On 10/24/13 18:20, Igor Shevlyakov wrote:
I stumbled on a case like this:
If the multipliers allowed for addressing modes are dependent on actual
mode, in some cases compiler
refuses to recognize address as legitimate.
It boils down to this place in expr.c where address_mode is incorrectly
used instead of actual mode.
I rebootstraped and tested on x86_64-linux-gnu but there's no testcase to
see the improved behavior...
Please patch the trunk.
Thanks
Igor
=====
2013-10-24 Igor
Shevlyakov<igor.shevlyakov@**gmail.com<igor.shevlya...@gmail.com>
* expr.c (expand_expr_real_1): Use proper memory access mode instead of
address_mode
in the call to memory_address_addr_space.

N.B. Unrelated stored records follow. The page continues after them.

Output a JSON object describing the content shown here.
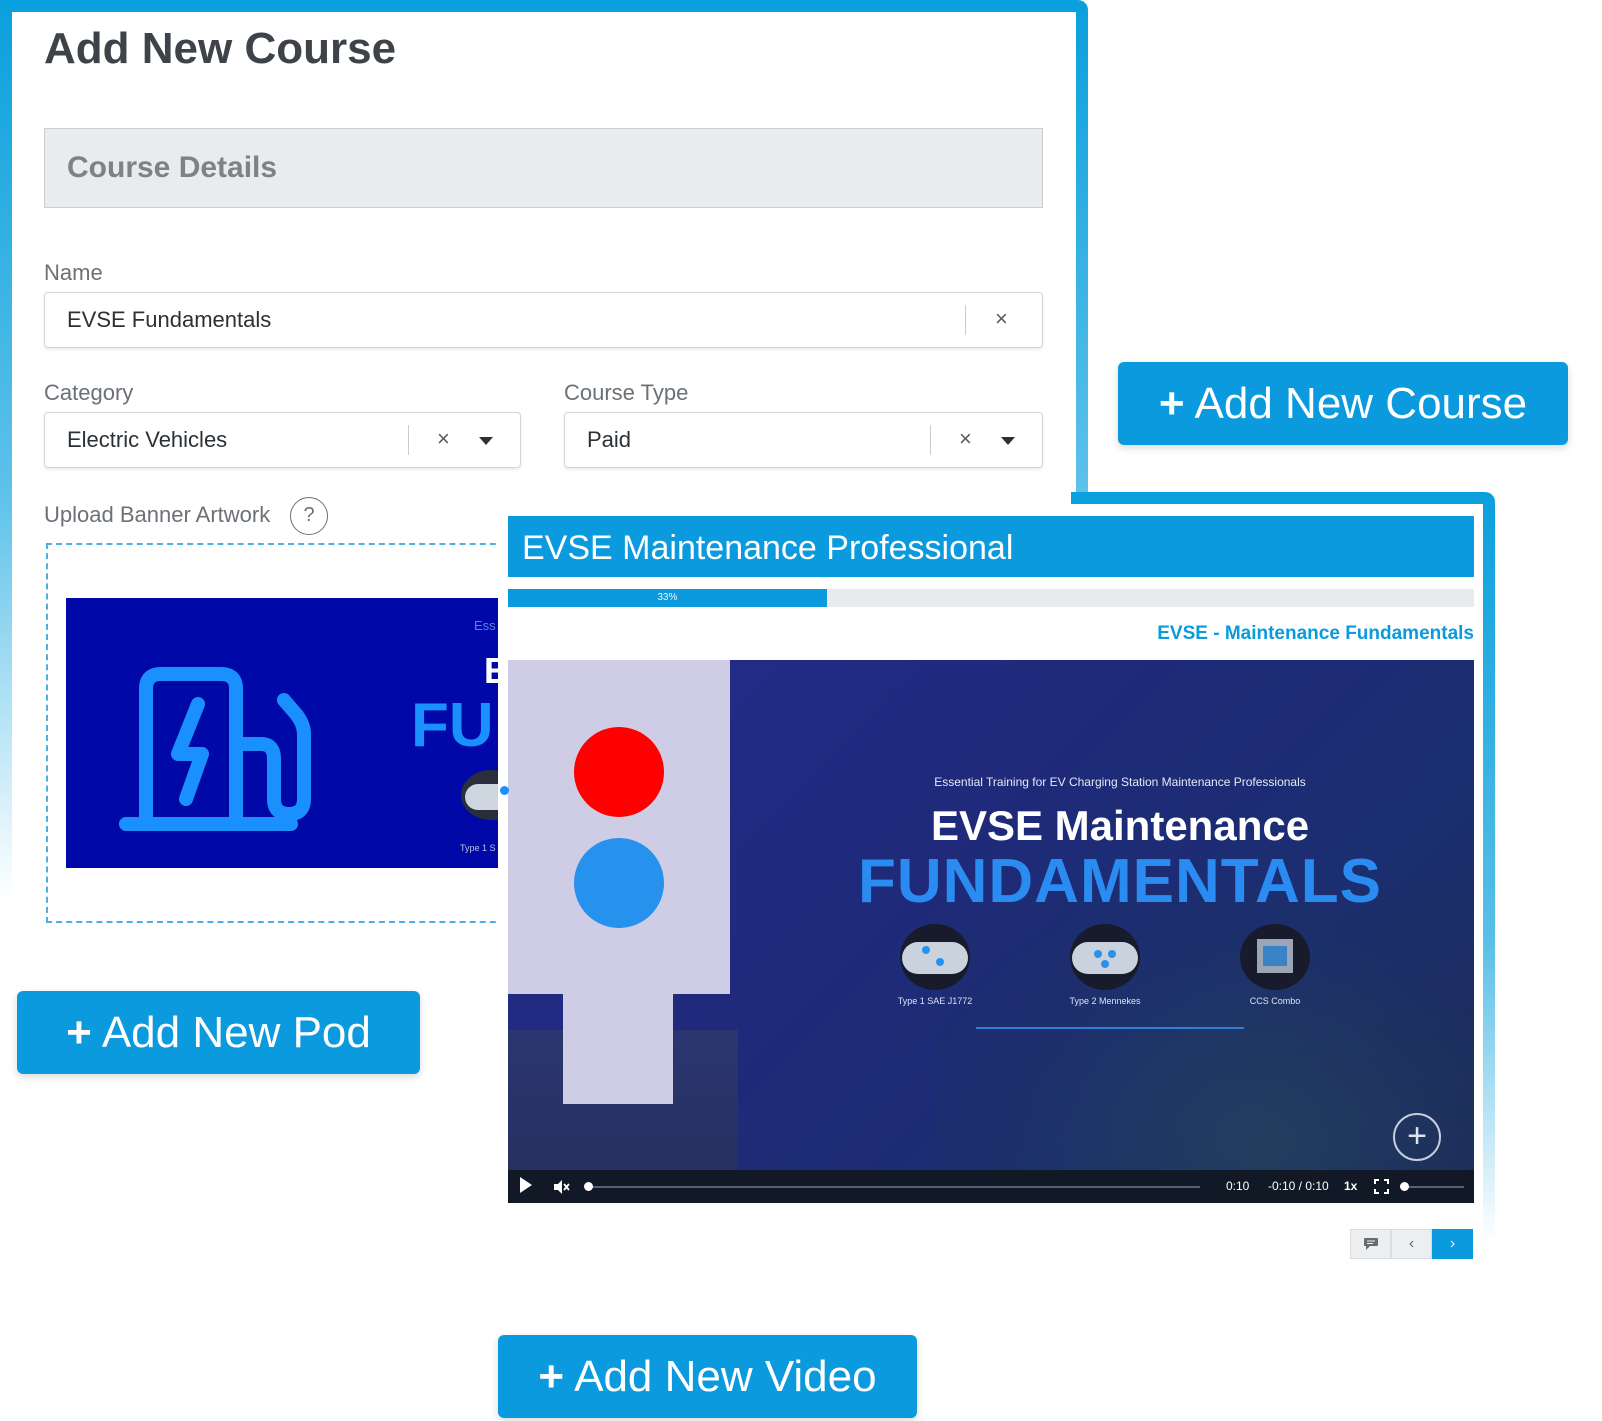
{
  "course_form": {
    "title": "Add New Course",
    "section_title": "Course Details",
    "name": {
      "label": "Name",
      "value": "EVSE Fundamentals",
      "clear_icon": "×"
    },
    "category": {
      "label": "Category",
      "value": "Electric Vehicles",
      "clear_icon": "×"
    },
    "course_type": {
      "label": "Course Type",
      "value": "Paid",
      "clear_icon": "×"
    },
    "upload": {
      "label": "Upload Banner Artwork",
      "help_icon": "?",
      "banner_preview": {
        "sub": "Ess",
        "line1": "E",
        "line2": "FU",
        "type": "Type 1 S"
      }
    }
  },
  "buttons": {
    "add_course": {
      "plus": "+",
      "label": "Add New Course"
    },
    "add_pod": {
      "plus": "+",
      "label": "Add New Pod"
    },
    "add_video": {
      "plus": "+",
      "label": "Add New Video"
    }
  },
  "pod": {
    "title": "EVSE Maintenance Professional",
    "progress": {
      "percent": 33,
      "label": "33%"
    },
    "lesson_title": "EVSE - Maintenance Fundamentals",
    "video": {
      "subtitle": "Essential Training for EV Charging Station Maintenance Professionals",
      "title": "EVSE Maintenance",
      "big_title": "FUNDAMENTALS",
      "connectors": [
        "Type 1 SAE J1772",
        "Type 2 Mennekes",
        "CCS Combo"
      ],
      "plus_icon": "+",
      "controls": {
        "current_time": "0:10",
        "remaining": "-0:10 / 0:10",
        "speed": "1x",
        "playback_position": 0,
        "volume": 0
      }
    },
    "nav": {
      "comment_icon": "comment-icon",
      "prev": "‹",
      "next": "›"
    }
  },
  "colors": {
    "accent": "#0b9add",
    "banner_bg": "#0009a8",
    "red_light": "#ff0000",
    "blue_light": "#2791ee"
  }
}
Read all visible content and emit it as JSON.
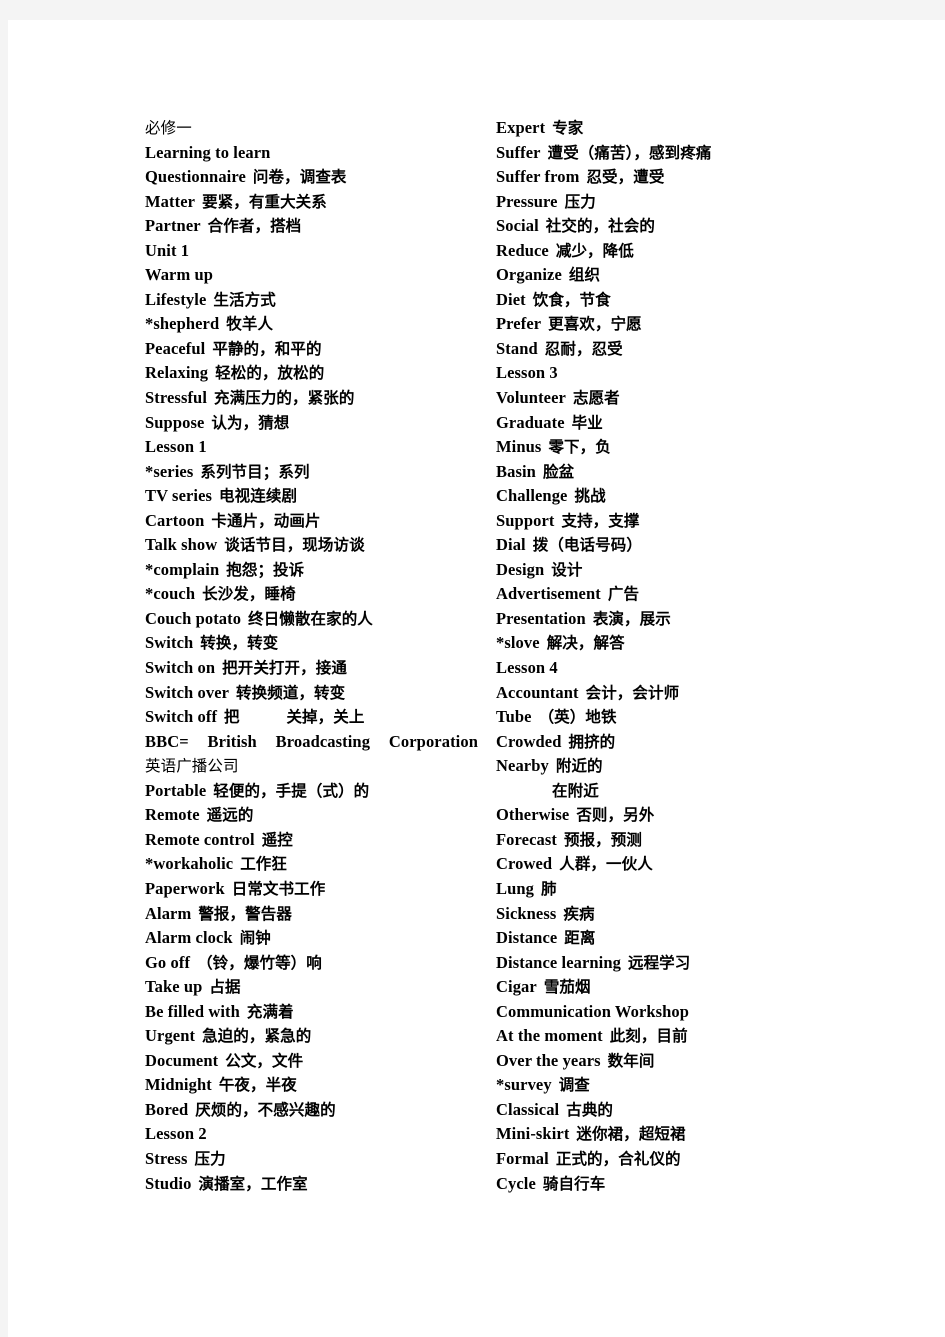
{
  "document": {
    "title": "必修一",
    "page_background": "#ffffff",
    "canvas_background": "#f4f4f4",
    "text_color": "#000000"
  },
  "columns": {
    "left": [
      {
        "en": "",
        "cn": "必修一",
        "style": "plain"
      },
      {
        "en": "Learning to learn",
        "cn": ""
      },
      {
        "en": "Questionnaire",
        "cn": "问卷，调查表"
      },
      {
        "en": "Matter",
        "cn": "要紧，有重大关系"
      },
      {
        "en": "Partner",
        "cn": "合作者，搭档"
      },
      {
        "en": "Unit 1",
        "cn": ""
      },
      {
        "en": "Warm up",
        "cn": ""
      },
      {
        "en": "Lifestyle",
        "cn": "生活方式"
      },
      {
        "en": "*shepherd",
        "cn": "牧羊人"
      },
      {
        "en": "Peaceful",
        "cn": "平静的，和平的"
      },
      {
        "en": "Relaxing",
        "cn": "轻松的，放松的"
      },
      {
        "en": "Stressful",
        "cn": "充满压力的，紧张的"
      },
      {
        "en": "Suppose",
        "cn": "认为，猜想"
      },
      {
        "en": "Lesson 1",
        "cn": ""
      },
      {
        "en": "*series",
        "cn": "系列节目；系列"
      },
      {
        "en": "TV series",
        "cn": "电视连续剧"
      },
      {
        "en": "Cartoon",
        "cn": "卡通片，动画片"
      },
      {
        "en": "Talk show",
        "cn": "谈话节目，现场访谈"
      },
      {
        "en": "*complain",
        "cn": "抱怨；投诉"
      },
      {
        "en": "*couch",
        "cn": "长沙发，睡椅"
      },
      {
        "en": "Couch potato",
        "cn": "终日懒散在家的人"
      },
      {
        "en": "Switch",
        "cn": "转换，转变"
      },
      {
        "en": "Switch on",
        "cn": "把开关打开，接通"
      },
      {
        "en": "Switch over",
        "cn": "转换频道，转变"
      },
      {
        "en": "Switch off",
        "cn": "把　　　关掉，关上",
        "style": "wide-gap"
      },
      {
        "en": "BBC= British Broadcasting Corporation",
        "cn": "",
        "style": "justify",
        "parts": [
          "BBC=",
          "British",
          "Broadcasting",
          "Corporation"
        ]
      },
      {
        "en": "",
        "cn": "英语广播公司",
        "style": "plain"
      },
      {
        "en": "Portable",
        "cn": "轻便的，手提（式）的"
      },
      {
        "en": "Remote",
        "cn": "遥远的"
      },
      {
        "en": "Remote control",
        "cn": "遥控"
      },
      {
        "en": "*workaholic",
        "cn": "工作狂"
      },
      {
        "en": "Paperwork",
        "cn": "日常文书工作"
      },
      {
        "en": "Alarm",
        "cn": "警报，警告器"
      },
      {
        "en": "Alarm clock",
        "cn": "闹钟"
      },
      {
        "en": "Go off",
        "cn": "（铃，爆竹等）响"
      },
      {
        "en": "Take up",
        "cn": "占据"
      },
      {
        "en": "Be filled with",
        "cn": "充满着"
      },
      {
        "en": "Urgent",
        "cn": "急迫的，紧急的"
      },
      {
        "en": "Document",
        "cn": "公文，文件"
      },
      {
        "en": "Midnight",
        "cn": "午夜，半夜"
      },
      {
        "en": "Bored",
        "cn": "厌烦的，不感兴趣的"
      },
      {
        "en": "Lesson 2",
        "cn": ""
      },
      {
        "en": "Stress",
        "cn": "压力"
      },
      {
        "en": "Studio",
        "cn": "演播室，工作室"
      }
    ],
    "right": [
      {
        "en": "Expert",
        "cn": "专家"
      },
      {
        "en": "Suffer",
        "cn": "遭受（痛苦），感到疼痛"
      },
      {
        "en": "Suffer from",
        "cn": "忍受，遭受"
      },
      {
        "en": "Pressure",
        "cn": "压力"
      },
      {
        "en": "Social",
        "cn": "社交的，社会的"
      },
      {
        "en": "Reduce",
        "cn": "减少，降低"
      },
      {
        "en": "Organize",
        "cn": "组织"
      },
      {
        "en": "Diet",
        "cn": "饮食，节食"
      },
      {
        "en": "Prefer",
        "cn": "更喜欢，宁愿"
      },
      {
        "en": "Stand",
        "cn": "忍耐，忍受"
      },
      {
        "en": "Lesson 3",
        "cn": ""
      },
      {
        "en": "Volunteer",
        "cn": "志愿者"
      },
      {
        "en": "Graduate",
        "cn": "毕业"
      },
      {
        "en": "Minus",
        "cn": "零下，负"
      },
      {
        "en": "Basin",
        "cn": "脸盆"
      },
      {
        "en": "Challenge",
        "cn": "挑战"
      },
      {
        "en": "Support",
        "cn": "支持，支撑"
      },
      {
        "en": "Dial",
        "cn": "拨（电话号码）"
      },
      {
        "en": "Design",
        "cn": "设计"
      },
      {
        "en": "Advertisement",
        "cn": "广告"
      },
      {
        "en": "Presentation",
        "cn": "表演，展示"
      },
      {
        "en": "*slove",
        "cn": "解决，解答"
      },
      {
        "en": "Lesson 4",
        "cn": ""
      },
      {
        "en": "Accountant",
        "cn": "会计，会计师"
      },
      {
        "en": "Tube",
        "cn": "（英）地铁"
      },
      {
        "en": "Crowded",
        "cn": "拥挤的"
      },
      {
        "en": "Nearby",
        "cn": "附近的"
      },
      {
        "en": "",
        "cn": "在附近",
        "style": "indent"
      },
      {
        "en": "Otherwise",
        "cn": "否则，另外"
      },
      {
        "en": "Forecast",
        "cn": "预报，预测"
      },
      {
        "en": "Crowed",
        "cn": "人群，一伙人"
      },
      {
        "en": "Lung",
        "cn": "肺"
      },
      {
        "en": "Sickness",
        "cn": "疾病"
      },
      {
        "en": "Distance",
        "cn": "距离"
      },
      {
        "en": "Distance learning",
        "cn": "远程学习"
      },
      {
        "en": "Cigar",
        "cn": "雪茄烟"
      },
      {
        "en": "Communication Workshop",
        "cn": ""
      },
      {
        "en": "At the moment",
        "cn": "此刻，目前"
      },
      {
        "en": "Over the years",
        "cn": "数年间"
      },
      {
        "en": "*survey",
        "cn": "调查"
      },
      {
        "en": "Classical",
        "cn": "古典的"
      },
      {
        "en": "Mini-skirt",
        "cn": "迷你裙，超短裙"
      },
      {
        "en": "Formal",
        "cn": "正式的，合礼仪的"
      },
      {
        "en": "Cycle",
        "cn": "骑自行车"
      }
    ]
  }
}
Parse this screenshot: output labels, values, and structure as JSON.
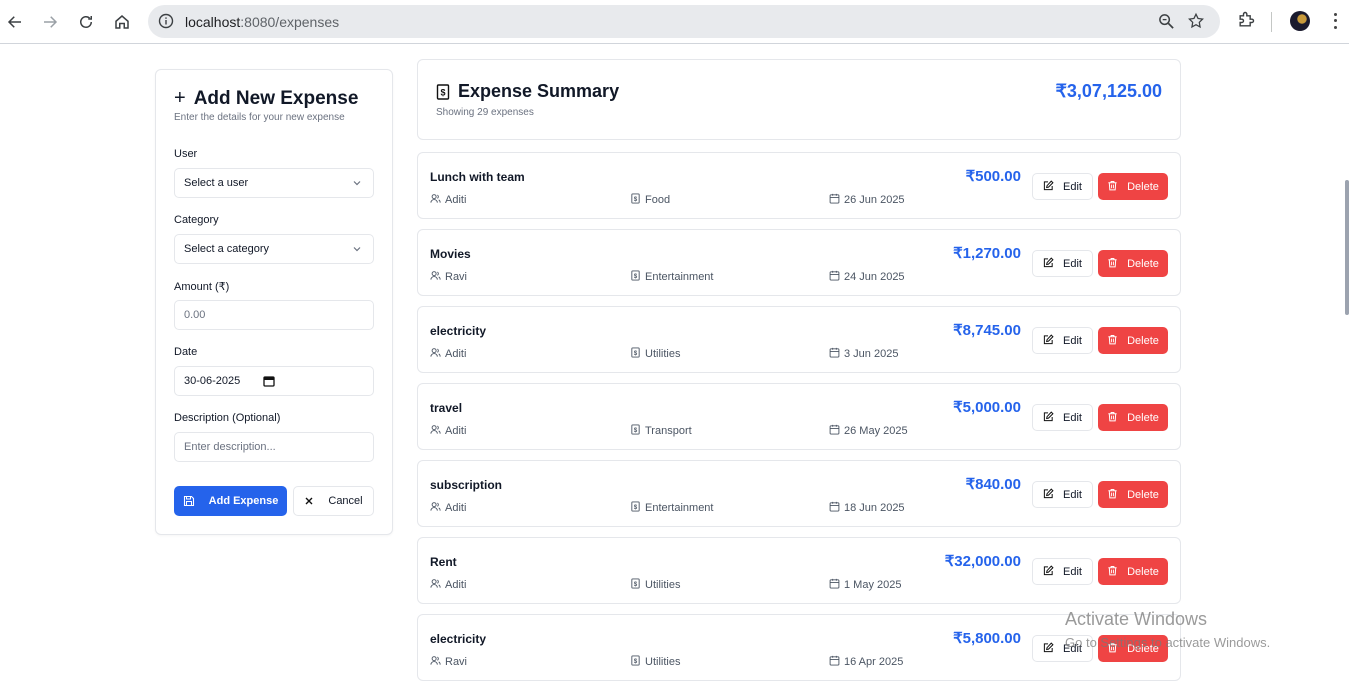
{
  "browser": {
    "url_host": "localhost",
    "url_path": ":8080/expenses"
  },
  "form": {
    "title": "Add New Expense",
    "subtitle": "Enter the details for your new expense",
    "user_label": "User",
    "user_value": "Select a user",
    "category_label": "Category",
    "category_value": "Select a category",
    "amount_label": "Amount (₹)",
    "amount_placeholder": "0.00",
    "date_label": "Date",
    "date_value": "30-06-2025",
    "description_label": "Description (Optional)",
    "description_placeholder": "Enter description...",
    "add_button": "Add Expense",
    "cancel_button": "Cancel"
  },
  "summary": {
    "title": "Expense Summary",
    "subtitle": "Showing 29 expenses",
    "total": "₹3,07,125.00"
  },
  "expenses": [
    {
      "name": "Lunch with team",
      "user": "Aditi",
      "category": "Food",
      "date": "26 Jun 2025",
      "amount": "₹500.00"
    },
    {
      "name": "Movies",
      "user": "Ravi",
      "category": "Entertainment",
      "date": "24 Jun 2025",
      "amount": "₹1,270.00"
    },
    {
      "name": "electricity",
      "user": "Aditi",
      "category": "Utilities",
      "date": "3 Jun 2025",
      "amount": "₹8,745.00"
    },
    {
      "name": "travel",
      "user": "Aditi",
      "category": "Transport",
      "date": "26 May 2025",
      "amount": "₹5,000.00"
    },
    {
      "name": "subscription",
      "user": "Aditi",
      "category": "Entertainment",
      "date": "18 Jun 2025",
      "amount": "₹840.00"
    },
    {
      "name": "Rent",
      "user": "Aditi",
      "category": "Utilities",
      "date": "1 May 2025",
      "amount": "₹32,000.00"
    },
    {
      "name": "electricity",
      "user": "Ravi",
      "category": "Utilities",
      "date": "16 Apr 2025",
      "amount": "₹5,800.00"
    }
  ],
  "row_actions": {
    "edit": "Edit",
    "delete": "Delete"
  },
  "watermark": {
    "line1": "Activate Windows",
    "line2": "Go to Settings to activate Windows."
  },
  "colors": {
    "accent": "#2563eb",
    "danger": "#ef4444"
  }
}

Thanks. Installed on the trunk.
FWIW, the PA might show improvements from this patch. It's scaled
indexed addressing modes only allow multipliers that are the same as the
size of the object being accessed. ie, a load which accesses 2 bytes
allows *2, load accessing 4 bytes allows *4 and similarly for double-words.
Anyway, the PA is a dead processor, but if you're looking for ways to
show problems around limited scaled indexed addressing on a processor
that is in the trunk, you might want to look at the PA.